Let (X,d) be a metric space. For each n $\epsilon$ N let $g_n$:X$\rightarrow$R be a continuous function. Let ($a_n$) be a sequence of positive real numbers such that the series $\sum_{n=1}^\infty a_n$ converges. Suppose that for a fixed M>0 we have |$g_n$(x)|$\leq$M$a_n$ for each x$\in$X and $n\in\mathbb{N}$. Show that the function g:X$\rightarrow$R defined by g(x)= $\sum_{n=1}^\infty g_n (x)$; x$\in $X is continuous.

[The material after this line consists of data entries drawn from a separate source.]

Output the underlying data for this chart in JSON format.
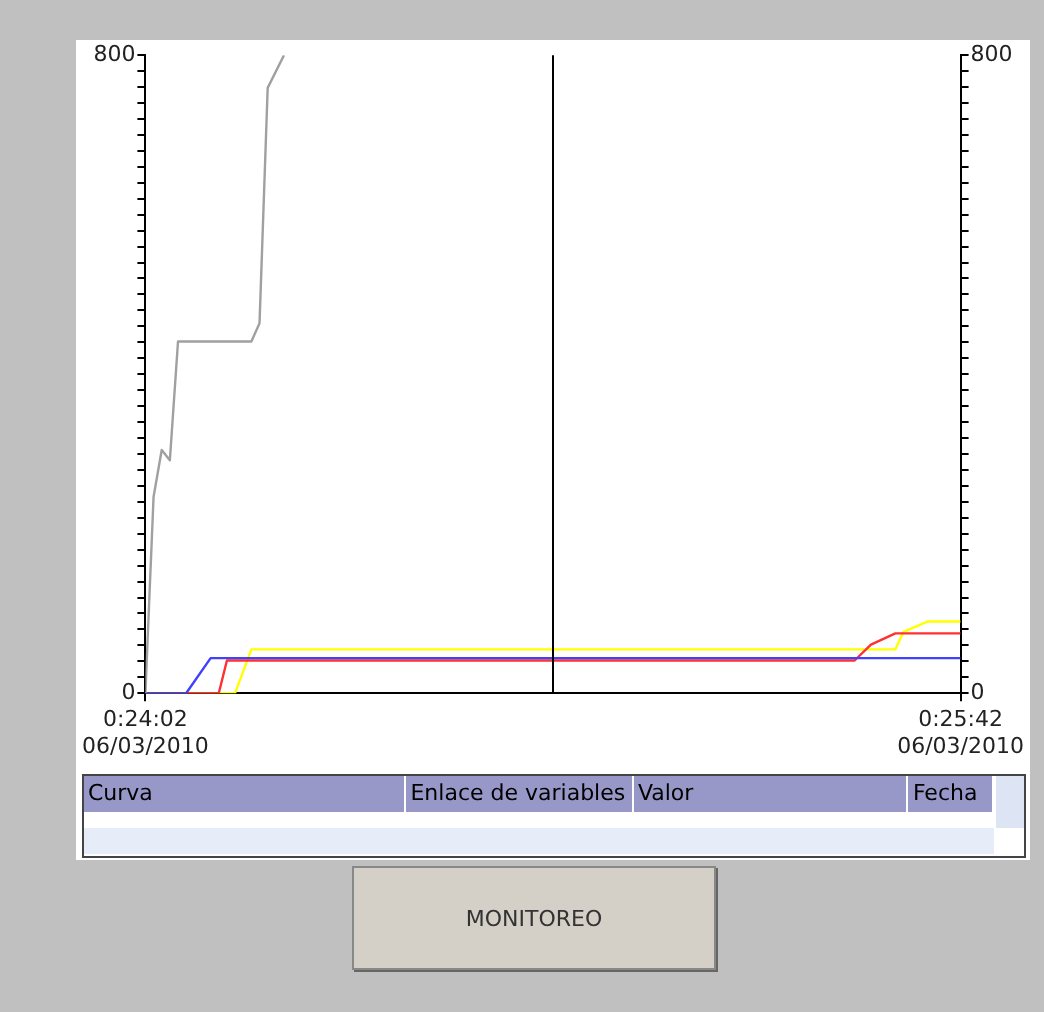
{
  "chart_data": {
    "type": "line",
    "xlim": [
      "2010-03-06T00:24:02",
      "2010-03-06T00:25:42"
    ],
    "xticks": [
      {
        "value": "2010-03-06T00:24:02",
        "label": "0:24:02\n06/03/2010"
      },
      {
        "value": "2010-03-06T00:25:42",
        "label": "0:25:42\n06/03/2010"
      }
    ],
    "ylim": [
      0,
      800
    ],
    "yticks": [
      0,
      {
        "value": 20,
        "label": null
      },
      {
        "value": 40,
        "label": null
      },
      {
        "value": 60,
        "label": null
      },
      {
        "value": 80,
        "label": null
      },
      {
        "value": 100,
        "label": null
      },
      {
        "value": 120,
        "label": null
      },
      {
        "value": 140,
        "label": null
      },
      {
        "value": 160,
        "label": null
      },
      {
        "value": 180,
        "label": null
      },
      {
        "value": 200,
        "label": null
      },
      {
        "value": 220,
        "label": null
      },
      {
        "value": 240,
        "label": null
      },
      {
        "value": 260,
        "label": null
      },
      {
        "value": 280,
        "label": null
      },
      {
        "value": 300,
        "label": null
      },
      {
        "value": 320,
        "label": null
      },
      {
        "value": 340,
        "label": null
      },
      {
        "value": 360,
        "label": null
      },
      {
        "value": 380,
        "label": null
      },
      {
        "value": 400,
        "label": null
      },
      {
        "value": 420,
        "label": null
      },
      {
        "value": 440,
        "label": null
      },
      {
        "value": 460,
        "label": null
      },
      {
        "value": 480,
        "label": null
      },
      {
        "value": 500,
        "label": null
      },
      {
        "value": 520,
        "label": null
      },
      {
        "value": 540,
        "label": null
      },
      {
        "value": 560,
        "label": null
      },
      {
        "value": 580,
        "label": null
      },
      {
        "value": 600,
        "label": null
      },
      {
        "value": 620,
        "label": null
      },
      {
        "value": 640,
        "label": null
      },
      {
        "value": 660,
        "label": null
      },
      {
        "value": 680,
        "label": null
      },
      {
        "value": 700,
        "label": null
      },
      {
        "value": 720,
        "label": null
      },
      {
        "value": 740,
        "label": null
      },
      {
        "value": 760,
        "label": null
      },
      {
        "value": 780,
        "label": null
      },
      800
    ],
    "y2lim": [
      0,
      800
    ],
    "y2ticks": [
      0,
      {
        "value": 20,
        "label": null
      },
      {
        "value": 40,
        "label": null
      },
      {
        "value": 60,
        "label": null
      },
      {
        "value": 80,
        "label": null
      },
      {
        "value": 100,
        "label": null
      },
      {
        "value": 120,
        "label": null
      },
      {
        "value": 140,
        "label": null
      },
      {
        "value": 160,
        "label": null
      },
      {
        "value": 180,
        "label": null
      },
      {
        "value": 200,
        "label": null
      },
      {
        "value": 220,
        "label": null
      },
      {
        "value": 240,
        "label": null
      },
      {
        "value": 260,
        "label": null
      },
      {
        "value": 280,
        "label": null
      },
      {
        "value": 300,
        "label": null
      },
      {
        "value": 320,
        "label": null
      },
      {
        "value": 340,
        "label": null
      },
      {
        "value": 360,
        "label": null
      },
      {
        "value": 380,
        "label": null
      },
      {
        "value": 400,
        "label": null
      },
      {
        "value": 420,
        "label": null
      },
      {
        "value": 440,
        "label": null
      },
      {
        "value": 460,
        "label": null
      },
      {
        "value": 480,
        "label": null
      },
      {
        "value": 500,
        "label": null
      },
      {
        "value": 520,
        "label": null
      },
      {
        "value": 540,
        "label": null
      },
      {
        "value": 560,
        "label": null
      },
      {
        "value": 580,
        "label": null
      },
      {
        "value": 600,
        "label": null
      },
      {
        "value": 620,
        "label": null
      },
      {
        "value": 640,
        "label": null
      },
      {
        "value": 660,
        "label": null
      },
      {
        "value": 680,
        "label": null
      },
      {
        "value": 700,
        "label": null
      },
      {
        "value": 720,
        "label": null
      },
      {
        "value": 740,
        "label": null
      },
      {
        "value": 760,
        "label": null
      },
      {
        "value": 780,
        "label": null
      },
      800
    ],
    "series": [
      {
        "color": "#a0a0a0",
        "x": [
          "2010-03-06T00:24:02",
          "2010-03-06T00:24:03",
          "2010-03-06T00:24:04",
          "2010-03-06T00:24:05",
          "2010-03-06T00:24:06",
          "2010-03-06T00:24:15",
          "2010-03-06T00:24:16",
          "2010-03-06T00:24:17",
          "2010-03-06T00:24:19"
        ],
        "values": [
          0,
          246,
          305,
          292,
          441,
          441,
          464,
          759,
          800
        ]
      },
      {
        "color": "#4040ff",
        "x": [
          "2010-03-06T00:24:02",
          "2010-03-06T00:24:07",
          "2010-03-06T00:24:10",
          "2010-03-06T00:25:42"
        ],
        "values": [
          0,
          0,
          44,
          44
        ]
      },
      {
        "color": "#ff3030",
        "x": [
          "2010-03-06T00:24:02",
          "2010-03-06T00:24:11",
          "2010-03-06T00:24:12",
          "2010-03-06T00:25:29",
          "2010-03-06T00:25:31",
          "2010-03-06T00:25:34",
          "2010-03-06T00:25:42"
        ],
        "values": [
          0,
          0,
          41,
          41,
          61,
          75,
          75
        ]
      },
      {
        "color": "#ffff00",
        "x": [
          "2010-03-06T00:24:02",
          "2010-03-06T00:24:13",
          "2010-03-06T00:24:15",
          "2010-03-06T00:25:34",
          "2010-03-06T00:25:35",
          "2010-03-06T00:25:38",
          "2010-03-06T00:25:42"
        ],
        "values": [
          0,
          0,
          55,
          55,
          77,
          90,
          90
        ]
      }
    ],
    "ref_lines": [
      {
        "axis": "x",
        "value": "2010-03-06T00:24:52",
        "color": "#000000"
      }
    ],
    "grid": false,
    "legend": false,
    "marker": "none",
    "line_style": "solid",
    "annotations": [
      "Curva",
      "Enlace de variables",
      "Valor",
      "Fecha",
      "MONITOREO"
    ]
  }
}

This is a little different than Weierstrass M-test. I could not make the proof of Weierstrass M-test according to this question.

Answer 1

Since $|g_n(x)|\leq Ma_n, \ \forall n \in \mathbb N, \ x \in X$ and because the series $\displaystyle{\sum_{n=0}^\infty Ma_n}$ converges, from Weierstrass M-test the series $\displaystyle{\sum_{n=0}^\infty g_n(x)}$ converges uniformly on X.

Is a property of uniformly convergence that if $(f_n)_{n\in\mathbb N}$ uniformly converges to $f$ on $X$ and $f_n$ is continuous on $X, \ \forall n \in \mathbb N$ then $f$ is continuous on $X$.

Therefore $\displaystyle{g(x)=\sum_{n=0}^\infty g_n(x)}$ is continuous on $X$.

Answer 2

Fix an $\epsilon > 0$ and an $x \in X$. Since $\sum_{n=1}^{\infty} Ma_n$ converges, find an $N$ so that $\sum_{n=N+1}^{\infty} Ma_n < \epsilon$. So $|g(x) - g(y)| = |\sum_{n=1}^{\infty}g_n(x) - g_n(y)| \le \sum_{n=1}^{N}|g_n(x) - g_n(y)| + 2\epsilon$. Find $\delta > 0$ small enough so that if $d(x,y) < \delta$, then $|g_j(X) - g_j(y)| < \frac{\epsilon}{N}$, for $j = 1, ..., N$. So we get an estimate of $3 \epsilon$, from which continuity follows.